Coronavirus: 'Meaningful' school reopening 'requires social distancing change'

By Robbie Meredith
BBC News NI Education Correspondent

MethodyImage source, AlbertBridge/Geograph
Image caption,
Methodist College in Belfast is one of Northern Ireland's largest schools with almost 1,800 pupils

The head of one of Northern Ireland's biggest schools has said it can only reopen "in a meaningful way" if social distancing guidelines change.

Methodist College principal Scott Naismith made the comments in an email to parents.

He said the social distance measure would need to reduce from the two metres UK guideline to the World Health Organisation suggestion of one metre.

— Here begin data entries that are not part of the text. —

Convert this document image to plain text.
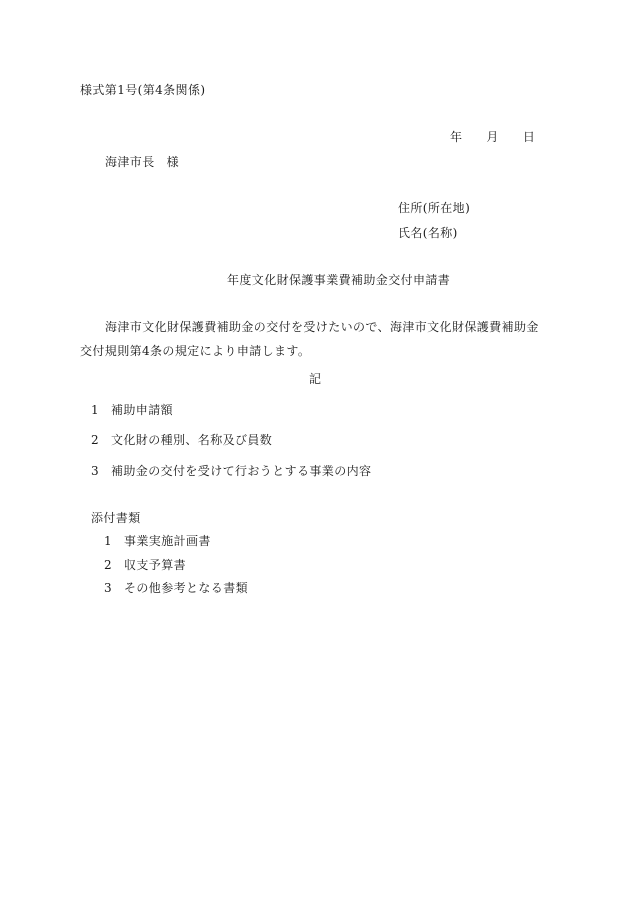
様式第1号(第4条関係)
年 月 日
海津市長 様
住所(所在地)
氏名(名称)
年度文化財保護事業費補助金交付申請書
海津市文化財保護費補助金の交付を受けたいので、海津市文化財保護費補助金
交付規則第4条の規定により申請します。
記
1 補助申請額
2 文化財の種別、名称及び員数
3 補助金の交付を受けて行おうとする事業の内容
添付書類
1 事業実施計画書
2 収支予算書
3 その他参考となる書類
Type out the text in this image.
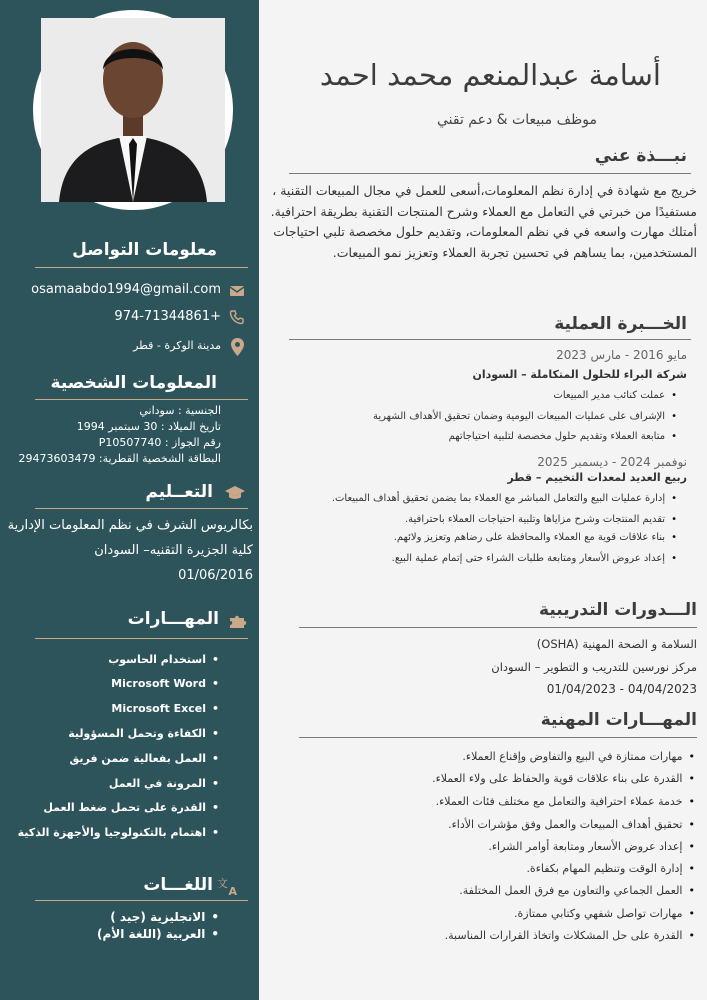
معلومات التواصل
osamaabdo1994@gmail.com
+974-71344861
مدينة الوكرة - قطر
المعلومات الشخصية
الجنسية : سوداني
تاريخ الميلاد : 30 سبتمبر 1994
رقم الجواز : P10507740
البطاقة الشخصية القطرية: 29473603479
التعــليم
بكالريوس الشرف في نظم المعلومات الإدارية
كلية الجزيرة التقنيه– السودان
01/06/2016
المهـــارات
• استخدام الحاسوب
• Microsoft Word
• Microsoft Excel
• الكفاءة وتحمل المسؤولية
• العمل بفعالية ضمن فريق
• المرونة في العمل
• القدرة على تحمل ضغط العمل
• اهتمام بالتكنولوجيا والأجهزة الذكية
اللغـــات 文
A
• الانجليزية (جيد )
• العربية (اللغة الأم)
أسامة عبدالمنعم محمد احمد
موظف مبيعات & دعم تقني
نبـــذة عني
خريج مع شهادة في إدارة نظم المعلومات،أسعى للعمل في مجال المبيعات التقنية ، مستفيدًا من خبرتي في التعامل مع العملاء وشرح المنتجات التقنية بطريقة احترافية. أمتلك مهارت واسعه في في نظم المعلومات، وتقديم حلول مخصصة تلبي احتياجات المستخدمين، بما يساهم في تحسين تجربة العملاء وتعزيز نمو المبيعات.
الخـــبرة العملية
مايو 2016 - مارس 2023
شركة البراء للحلول المتكاملة – السودان
• عملت كنائب مدير المبيعات
• الإشراف على عمليات المبيعات اليومية وضمان تحقيق الأهداف الشهرية
• متابعة العملاء وتقديم حلول مخصصة لتلبية احتياجاتهم
نوفمبر 2024 - ديسمبر 2025
ربيع العديد لمعدات التخييم – قطر
• إدارة عمليات البيع والتعامل المباشر مع العملاء بما يضمن تحقيق أهداف المبيعات.
• تقديم المنتجات وشرح مزاياها وتلبية احتياجات العملاء باحترافية.
• بناء علاقات قوية مع العملاء والمحافظة على رضاهم وتعزيز ولائهم.
• إعداد عروض الأسعار ومتابعة طلبات الشراء حتى إتمام عملية البيع.
الـــدورات التدريبية
السلامة و الصحة المهنية (OSHA)
مركز نورسين للتدريب و التطوير – السودان
04/04/2023 - 01/04/2023
المهـــارات المهنية
• مهارات ممتازة في البيع والتفاوض وإقناع العملاء.
• القدرة على بناء علاقات قوية والحفاظ على ولاء العملاء.
• خدمة عملاء احترافية والتعامل مع مختلف فئات العملاء.
• تحقيق أهداف المبيعات والعمل وفق مؤشرات الأداء.
• إعداد عروض الأسعار ومتابعة أوامر الشراء.
• إدارة الوقت وتنظيم المهام بكفاءة.
• العمل الجماعي والتعاون مع فرق العمل المختلفة.
• مهارات تواصل شفهي وكتابي ممتازة.
• القدرة على حل المشكلات واتخاذ القرارات المناسبة.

Mr Naismith also said there would be no games or sports lessons.

He added that pupils would not attend every day.

Methodist College in Belfast is one of Northern Ireland's largest schools with almost 1,800 pupils.

Mr Naismith told parents that the school aimed to have a phased re-opening for pupils on 25 August.

Image caption,
Scott Naismith made the comments in an email to parents

But he said that could only happen "in a meaningful way" if the social distancing guidance changed.

He wrote that even if that change took place, class sizes would be reduced and pupils would not be able to attend every day.

He also indicated that pupils in years eight to 10 would temporarily take fewer subjects, there would be no games periods and that sporting activities, clubs and societies would be suspended, as would trips and visits.

Mr Naismith said that formal GCSE, AS and A-level exams next year would have to "take account of the disruption caused by lockdown and the phased return to normality".

"At this point in time we cannot say when that normality will be, but we want to return to it as soon as possible," he said.

Meanwhile, a County Down primary school principal has said that classes at his school would need to be split into thirds to maintain social distancing.

Image source, PA Media
Image caption,
Education Minister Peter Weir has previously said that schools should begin to re-admit pupils on a phased basis from late August

Chris Currie, of Killinchy Primary, outlined the measures in a letter to the education minister.

Mr Currie said that the school had remained open for the children of key workers, but was limiting numbers to four pupils per class.

He pointed out, though, that the average class size at his 340-pupil school was 27 and that many of the school's classrooms were small.

He wrote this would make "initial proposals about morning/afternoon schooling or alternate weeks a non runner".

"What flexibility are we to be permitted on our school day?" he asked.

"There has been much talk of 'phased returns' and 'blended learning' but little clarity of what either of these phrases actually mean.

"A part-time school timetable will be a disaster for working parents and childcare arrangements."

Mr Currie also raised a number of other questions on how school meals and school transport could safely operate and said that guidance was needed as soon as possible.

However, he said that "the sooner we can get children back into school the better".